ML: We not only create these miracle vaccines, but the way we've distributed them creates the pressure and the opportunity for the virus to learn how to get around the vaccine before the vaccines can wipe out the virus.

RH: Yes, but the thing I want to be careful not to do is draw a causal link between vaccine inequity and the new variant—I mean, the origins of a new virus variant. It's like rolling the dice a bunch of times. It’s random, but you create conditions that create probabilities. And the conditions we've created would be the ones that would stack the deck toward new mutations emerging.

ML: If I make you God at the beginning of this pandemic, how do you distribute the vaccine to minimize the likelihood that some mutation doesn't end-run the vaccine?

RH: Theoretically, the best answer is to prevent the pandemic altogether. Once you're in a pandemic, the deck is stacked against you. The next answer is you want vaccine manufacturing everywhere, and you want to reduce that period of scarcity to the shortest possible period, and you vaccinate the world in two months, not in two years. But even before that, if I'm really God, what I want to do is this: New scary virus pops up and it's picked up by surveillance and it's sequenced and the world goes, “Oh, my God, we’ve got a scary virus,” and we clamp down in the area where the virus has emerged with non-pharmaceutical interventions to reduce transmission and spread while we rapidly develop a vaccine.

ML: And everybody knows it's only going to be 100 days, so they live with it for 100 days to avoid a pandemic.

RH: Yeah. Live with a severe clampdown in the first areas of transmission and then saturate those areas with vaccine as soon as you've got vaccines and prevent a potential pandemic from becoming a true pandemic. That’s the answer. What we were proposing to do originally was to try to share vaccines globally to protect the most vulnerable. You would have had rates of vaccination globally of approximately 20% to 30%. Everybody would have come up to that floor and protected their vulnerable and reduced deaths and reduced the pressure on health-care systems. But that approach to vaccination would still have produced pressures on the virus.

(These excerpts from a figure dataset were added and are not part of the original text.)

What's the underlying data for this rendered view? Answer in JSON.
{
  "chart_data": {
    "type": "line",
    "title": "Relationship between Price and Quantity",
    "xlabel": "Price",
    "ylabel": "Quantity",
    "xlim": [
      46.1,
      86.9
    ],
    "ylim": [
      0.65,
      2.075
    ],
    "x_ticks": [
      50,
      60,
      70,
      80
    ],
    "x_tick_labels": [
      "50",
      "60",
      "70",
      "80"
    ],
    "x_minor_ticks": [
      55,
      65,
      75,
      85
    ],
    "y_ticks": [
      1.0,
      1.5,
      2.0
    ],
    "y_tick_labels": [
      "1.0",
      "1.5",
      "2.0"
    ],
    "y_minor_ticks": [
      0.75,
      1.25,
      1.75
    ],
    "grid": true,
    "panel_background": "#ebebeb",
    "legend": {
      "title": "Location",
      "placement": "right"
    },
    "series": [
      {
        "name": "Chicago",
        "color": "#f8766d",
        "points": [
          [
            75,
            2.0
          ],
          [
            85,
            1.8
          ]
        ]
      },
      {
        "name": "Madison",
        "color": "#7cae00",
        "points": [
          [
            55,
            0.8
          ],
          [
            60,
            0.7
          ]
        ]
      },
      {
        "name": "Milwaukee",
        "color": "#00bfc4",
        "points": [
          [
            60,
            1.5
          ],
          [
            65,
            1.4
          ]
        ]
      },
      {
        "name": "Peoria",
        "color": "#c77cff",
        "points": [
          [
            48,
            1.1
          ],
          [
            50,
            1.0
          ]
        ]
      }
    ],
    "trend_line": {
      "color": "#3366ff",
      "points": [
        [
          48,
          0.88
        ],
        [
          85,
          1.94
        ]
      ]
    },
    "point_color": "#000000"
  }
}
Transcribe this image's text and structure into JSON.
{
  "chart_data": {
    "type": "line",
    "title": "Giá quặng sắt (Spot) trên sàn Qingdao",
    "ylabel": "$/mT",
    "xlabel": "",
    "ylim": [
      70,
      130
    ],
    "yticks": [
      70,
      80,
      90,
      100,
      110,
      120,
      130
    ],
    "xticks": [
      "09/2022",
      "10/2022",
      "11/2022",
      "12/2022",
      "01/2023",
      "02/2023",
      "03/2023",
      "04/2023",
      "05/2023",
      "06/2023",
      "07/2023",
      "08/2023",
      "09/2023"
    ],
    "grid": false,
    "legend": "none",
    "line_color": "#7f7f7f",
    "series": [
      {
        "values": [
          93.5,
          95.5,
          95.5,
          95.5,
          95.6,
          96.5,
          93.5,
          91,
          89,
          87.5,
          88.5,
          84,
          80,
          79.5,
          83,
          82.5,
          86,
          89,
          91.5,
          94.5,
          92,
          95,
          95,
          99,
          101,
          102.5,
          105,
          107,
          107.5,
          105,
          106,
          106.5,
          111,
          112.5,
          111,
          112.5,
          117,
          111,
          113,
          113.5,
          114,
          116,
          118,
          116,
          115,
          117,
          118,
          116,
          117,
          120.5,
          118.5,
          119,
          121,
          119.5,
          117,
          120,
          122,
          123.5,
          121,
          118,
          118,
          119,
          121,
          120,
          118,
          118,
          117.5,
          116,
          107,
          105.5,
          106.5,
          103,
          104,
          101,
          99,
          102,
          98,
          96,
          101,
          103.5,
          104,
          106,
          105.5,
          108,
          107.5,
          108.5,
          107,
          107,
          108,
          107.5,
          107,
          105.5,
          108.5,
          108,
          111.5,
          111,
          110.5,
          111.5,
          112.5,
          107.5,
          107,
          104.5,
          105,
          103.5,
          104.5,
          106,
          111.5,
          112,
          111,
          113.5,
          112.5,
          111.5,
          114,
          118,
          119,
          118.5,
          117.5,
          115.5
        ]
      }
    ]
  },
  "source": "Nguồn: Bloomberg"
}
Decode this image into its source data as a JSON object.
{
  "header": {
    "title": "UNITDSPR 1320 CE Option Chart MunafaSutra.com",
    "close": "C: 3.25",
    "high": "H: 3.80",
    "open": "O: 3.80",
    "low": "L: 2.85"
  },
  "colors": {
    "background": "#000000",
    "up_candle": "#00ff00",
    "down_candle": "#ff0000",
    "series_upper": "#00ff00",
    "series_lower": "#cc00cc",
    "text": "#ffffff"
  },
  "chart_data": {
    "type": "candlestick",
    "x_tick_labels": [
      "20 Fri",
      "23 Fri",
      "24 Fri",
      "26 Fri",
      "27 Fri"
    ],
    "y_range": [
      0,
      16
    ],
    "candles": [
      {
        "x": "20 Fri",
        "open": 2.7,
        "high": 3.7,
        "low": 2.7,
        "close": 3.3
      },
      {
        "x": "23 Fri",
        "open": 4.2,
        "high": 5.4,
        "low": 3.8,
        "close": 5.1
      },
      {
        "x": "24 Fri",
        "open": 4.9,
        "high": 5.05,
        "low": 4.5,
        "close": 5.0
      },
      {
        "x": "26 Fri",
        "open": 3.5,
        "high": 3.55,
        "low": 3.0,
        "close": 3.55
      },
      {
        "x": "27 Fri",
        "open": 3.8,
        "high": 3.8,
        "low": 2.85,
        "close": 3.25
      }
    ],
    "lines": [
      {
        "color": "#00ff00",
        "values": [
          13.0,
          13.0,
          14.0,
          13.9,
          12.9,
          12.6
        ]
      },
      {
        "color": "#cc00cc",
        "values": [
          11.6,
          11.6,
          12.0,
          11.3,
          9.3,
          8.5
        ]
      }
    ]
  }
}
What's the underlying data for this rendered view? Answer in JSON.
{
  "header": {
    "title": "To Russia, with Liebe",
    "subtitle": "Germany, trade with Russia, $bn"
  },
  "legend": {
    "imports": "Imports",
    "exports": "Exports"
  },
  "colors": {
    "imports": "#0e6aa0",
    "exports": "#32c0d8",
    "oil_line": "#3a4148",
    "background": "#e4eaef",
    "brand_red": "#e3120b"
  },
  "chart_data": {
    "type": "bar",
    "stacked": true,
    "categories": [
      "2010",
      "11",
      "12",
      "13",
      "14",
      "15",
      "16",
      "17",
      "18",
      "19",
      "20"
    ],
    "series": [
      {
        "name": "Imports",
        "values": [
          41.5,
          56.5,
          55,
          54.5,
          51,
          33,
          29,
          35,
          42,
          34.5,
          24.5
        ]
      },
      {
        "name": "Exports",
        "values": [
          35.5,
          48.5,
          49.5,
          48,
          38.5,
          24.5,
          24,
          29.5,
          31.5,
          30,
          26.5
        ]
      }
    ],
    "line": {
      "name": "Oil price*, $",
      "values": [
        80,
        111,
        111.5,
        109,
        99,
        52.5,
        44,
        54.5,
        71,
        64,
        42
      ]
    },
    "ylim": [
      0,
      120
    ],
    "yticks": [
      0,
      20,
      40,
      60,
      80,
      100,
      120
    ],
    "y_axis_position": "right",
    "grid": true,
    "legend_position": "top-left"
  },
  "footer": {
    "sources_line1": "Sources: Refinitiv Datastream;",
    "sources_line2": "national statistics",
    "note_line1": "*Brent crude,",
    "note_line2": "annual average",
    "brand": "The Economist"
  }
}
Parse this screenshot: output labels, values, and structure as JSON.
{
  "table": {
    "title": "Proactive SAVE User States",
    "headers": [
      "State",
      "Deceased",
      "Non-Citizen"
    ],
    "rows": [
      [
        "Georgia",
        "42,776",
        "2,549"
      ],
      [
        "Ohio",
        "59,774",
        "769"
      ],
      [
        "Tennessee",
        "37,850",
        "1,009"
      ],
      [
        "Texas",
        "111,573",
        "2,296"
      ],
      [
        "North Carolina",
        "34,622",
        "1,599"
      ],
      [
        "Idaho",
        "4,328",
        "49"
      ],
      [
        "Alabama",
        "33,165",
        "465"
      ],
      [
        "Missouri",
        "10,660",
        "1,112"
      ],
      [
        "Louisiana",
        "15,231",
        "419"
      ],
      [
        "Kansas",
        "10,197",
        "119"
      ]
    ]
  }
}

ML: If you're thinking about strategies of distribution, you can have different goals. One strategy is to minimize death. Another strategy is to minimize transmission, in which case you might vaccinate the population most likely to give Covid to people. And that might be healthy 30-year-olds.

RH: The challenge with a transmission-targeted vaccination strategy is that if you've got a virus that is differentially killing different parts of the population. It’s pretty hard—if you've got a scarce supply of vaccines—not to protect the person who's at risk of dying. You’re trapped, as long as things are driven by scarcity. The long-term solution is to create the conditions that let you eliminate scarcity as quickly as possible. Fortunately, with Covid, the period of scarcity of vaccine has basically come to the end. The supply of vaccine has ceased to be the rate limiter.

ML: So we no longer have a supply problem?

RH: Let me put it this way. The rate-limiting factor of getting people vaccinated is the ability of countries to receive and distribute and dispense the vaccine rather than the supply.